La Chiesa non è finalizzata a se stessa, ma al Regno di Dio. Non è un luogo esclusivo di culto, perché essa si genera e vive dove si comunica la fede. La liturgia delle ore, il pregare i salmi con Cristo (direbbe D. Bonhoeffer) ha una vera e propria valenza cultuale e, sempre se i dati non mentono, ha consentito alla comunità credente di recuperare la dimensione domestica della vita religiosa, così come accadeva agli inizi del cristianesimo, quando la domus (non il tempio o la sinagoga) era la chiesa e in essa si raccontava la storia di Gesù di Nazareth e si spezzava il pane per renderlo vivo e presente fra coloro che credevano in lui. In tale modalità si è declericalizzata la fede e il ritorno alla celebrazione pubblica dell’eucaristia potrà nutrirsi di questa fondamentale caratteristica del culto cristiano: la partecipazione viva e non meramente passiva dei fedeli laici ai divini misteri.

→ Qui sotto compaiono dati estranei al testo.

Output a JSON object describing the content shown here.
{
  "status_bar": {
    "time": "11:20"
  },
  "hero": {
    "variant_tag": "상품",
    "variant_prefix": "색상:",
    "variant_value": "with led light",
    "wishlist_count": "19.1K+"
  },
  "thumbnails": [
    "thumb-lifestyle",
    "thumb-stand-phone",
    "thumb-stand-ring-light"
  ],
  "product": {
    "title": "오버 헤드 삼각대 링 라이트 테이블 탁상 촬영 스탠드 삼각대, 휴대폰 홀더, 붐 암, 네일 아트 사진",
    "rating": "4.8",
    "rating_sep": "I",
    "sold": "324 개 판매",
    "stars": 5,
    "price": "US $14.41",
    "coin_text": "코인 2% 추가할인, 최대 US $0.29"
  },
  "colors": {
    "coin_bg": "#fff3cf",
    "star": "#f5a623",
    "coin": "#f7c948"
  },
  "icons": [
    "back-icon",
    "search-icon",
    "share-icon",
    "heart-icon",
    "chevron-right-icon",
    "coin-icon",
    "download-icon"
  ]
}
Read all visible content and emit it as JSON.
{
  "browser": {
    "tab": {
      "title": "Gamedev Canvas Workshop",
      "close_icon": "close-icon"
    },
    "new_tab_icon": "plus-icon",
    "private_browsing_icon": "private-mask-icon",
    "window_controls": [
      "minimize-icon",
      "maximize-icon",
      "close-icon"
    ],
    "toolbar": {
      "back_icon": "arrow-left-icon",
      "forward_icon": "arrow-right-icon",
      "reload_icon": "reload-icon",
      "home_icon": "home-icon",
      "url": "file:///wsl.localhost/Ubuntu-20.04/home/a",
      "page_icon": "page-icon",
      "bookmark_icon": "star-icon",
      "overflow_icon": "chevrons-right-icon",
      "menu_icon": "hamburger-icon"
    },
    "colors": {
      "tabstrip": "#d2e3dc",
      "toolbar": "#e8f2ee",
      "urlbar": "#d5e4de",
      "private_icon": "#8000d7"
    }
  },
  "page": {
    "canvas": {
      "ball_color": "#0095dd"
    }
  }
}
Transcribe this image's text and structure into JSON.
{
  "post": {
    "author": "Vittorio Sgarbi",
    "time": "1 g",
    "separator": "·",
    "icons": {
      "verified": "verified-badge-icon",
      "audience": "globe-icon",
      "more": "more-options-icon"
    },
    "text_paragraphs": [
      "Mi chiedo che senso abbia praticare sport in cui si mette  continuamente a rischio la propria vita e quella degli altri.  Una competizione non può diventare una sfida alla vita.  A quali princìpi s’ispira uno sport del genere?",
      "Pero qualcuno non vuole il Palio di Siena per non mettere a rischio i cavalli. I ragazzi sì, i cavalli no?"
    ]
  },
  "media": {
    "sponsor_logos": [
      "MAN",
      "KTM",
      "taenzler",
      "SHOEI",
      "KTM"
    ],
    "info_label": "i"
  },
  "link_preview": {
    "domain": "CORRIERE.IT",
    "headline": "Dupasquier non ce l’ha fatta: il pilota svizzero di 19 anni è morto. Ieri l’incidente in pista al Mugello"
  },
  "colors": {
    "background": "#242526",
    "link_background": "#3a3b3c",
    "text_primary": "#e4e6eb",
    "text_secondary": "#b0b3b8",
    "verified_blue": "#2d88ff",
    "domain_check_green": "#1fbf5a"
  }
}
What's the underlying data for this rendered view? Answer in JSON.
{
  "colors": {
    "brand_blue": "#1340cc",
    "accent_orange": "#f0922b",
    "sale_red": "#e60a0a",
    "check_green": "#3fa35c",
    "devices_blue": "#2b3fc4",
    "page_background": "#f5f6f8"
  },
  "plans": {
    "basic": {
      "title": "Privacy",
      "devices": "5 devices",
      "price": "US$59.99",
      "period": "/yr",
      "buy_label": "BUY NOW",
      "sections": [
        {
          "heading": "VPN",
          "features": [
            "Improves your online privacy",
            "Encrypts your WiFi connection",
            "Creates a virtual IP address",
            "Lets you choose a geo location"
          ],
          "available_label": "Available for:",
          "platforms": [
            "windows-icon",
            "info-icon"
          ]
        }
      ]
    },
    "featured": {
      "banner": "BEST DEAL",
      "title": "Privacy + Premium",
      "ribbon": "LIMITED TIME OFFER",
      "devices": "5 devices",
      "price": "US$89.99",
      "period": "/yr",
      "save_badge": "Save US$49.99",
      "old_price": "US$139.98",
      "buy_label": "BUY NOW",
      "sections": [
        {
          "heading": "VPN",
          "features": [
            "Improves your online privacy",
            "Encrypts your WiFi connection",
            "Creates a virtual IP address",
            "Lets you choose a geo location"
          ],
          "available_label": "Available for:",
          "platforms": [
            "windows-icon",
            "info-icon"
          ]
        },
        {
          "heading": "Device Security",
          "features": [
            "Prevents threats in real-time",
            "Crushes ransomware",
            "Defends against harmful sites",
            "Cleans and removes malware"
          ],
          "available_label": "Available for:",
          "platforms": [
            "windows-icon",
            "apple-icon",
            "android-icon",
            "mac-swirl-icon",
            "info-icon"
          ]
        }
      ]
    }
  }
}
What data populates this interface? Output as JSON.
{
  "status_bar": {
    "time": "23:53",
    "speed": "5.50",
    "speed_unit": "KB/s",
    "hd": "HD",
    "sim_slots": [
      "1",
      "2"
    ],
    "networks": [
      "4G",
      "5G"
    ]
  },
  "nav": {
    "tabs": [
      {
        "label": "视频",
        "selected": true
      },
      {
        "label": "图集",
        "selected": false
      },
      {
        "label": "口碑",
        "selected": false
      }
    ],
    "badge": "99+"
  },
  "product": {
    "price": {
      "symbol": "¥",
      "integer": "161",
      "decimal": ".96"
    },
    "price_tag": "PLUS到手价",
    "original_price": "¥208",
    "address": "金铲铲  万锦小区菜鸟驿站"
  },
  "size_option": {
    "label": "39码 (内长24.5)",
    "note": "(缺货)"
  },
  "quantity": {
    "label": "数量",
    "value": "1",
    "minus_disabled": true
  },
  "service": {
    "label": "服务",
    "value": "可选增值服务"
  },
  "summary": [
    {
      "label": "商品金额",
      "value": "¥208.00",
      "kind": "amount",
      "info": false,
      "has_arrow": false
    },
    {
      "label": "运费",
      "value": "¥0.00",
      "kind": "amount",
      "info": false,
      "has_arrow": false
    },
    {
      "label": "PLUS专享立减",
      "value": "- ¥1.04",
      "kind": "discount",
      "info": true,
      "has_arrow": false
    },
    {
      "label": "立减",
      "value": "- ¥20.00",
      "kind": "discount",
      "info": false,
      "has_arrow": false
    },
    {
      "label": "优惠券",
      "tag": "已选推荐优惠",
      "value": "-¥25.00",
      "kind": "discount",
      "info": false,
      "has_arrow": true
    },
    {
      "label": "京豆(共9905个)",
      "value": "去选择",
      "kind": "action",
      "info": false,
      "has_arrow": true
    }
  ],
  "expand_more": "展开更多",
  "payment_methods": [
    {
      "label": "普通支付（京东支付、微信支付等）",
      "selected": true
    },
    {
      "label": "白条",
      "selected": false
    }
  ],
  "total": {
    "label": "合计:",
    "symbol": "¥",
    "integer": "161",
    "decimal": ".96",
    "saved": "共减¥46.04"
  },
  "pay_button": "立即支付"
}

Se questi sono i germi di fede che possiamo raccogliere da quella che da più parti si descrive come rinascita del sentimento religioso, bisogna che i frammenti vengano raccolti, perché nulla vada perduto, ma tutto di nuovo rinnovato e trasformato, perché nel domani non si viva un semplice ritorno al passato, ma una percezione del Dio di Gesù Cristo e della sua presenza nel mondo davvero nuova, nello spirito non di un circolo che si chiude, ma di una spirale che, mentre ritorna sui propri passi, apre e indica il senso dell’esistenza a chi si sente smarrito e ferito, solo e abbandonato e invoca Dio perché faccia sentire la sua voce, senza per questo necessariamente produrre il miracolo della fine della pandemia, che pure insieme alle altre appartenenze religiose e confessionali abbiamo invocato nei giorni scorsi.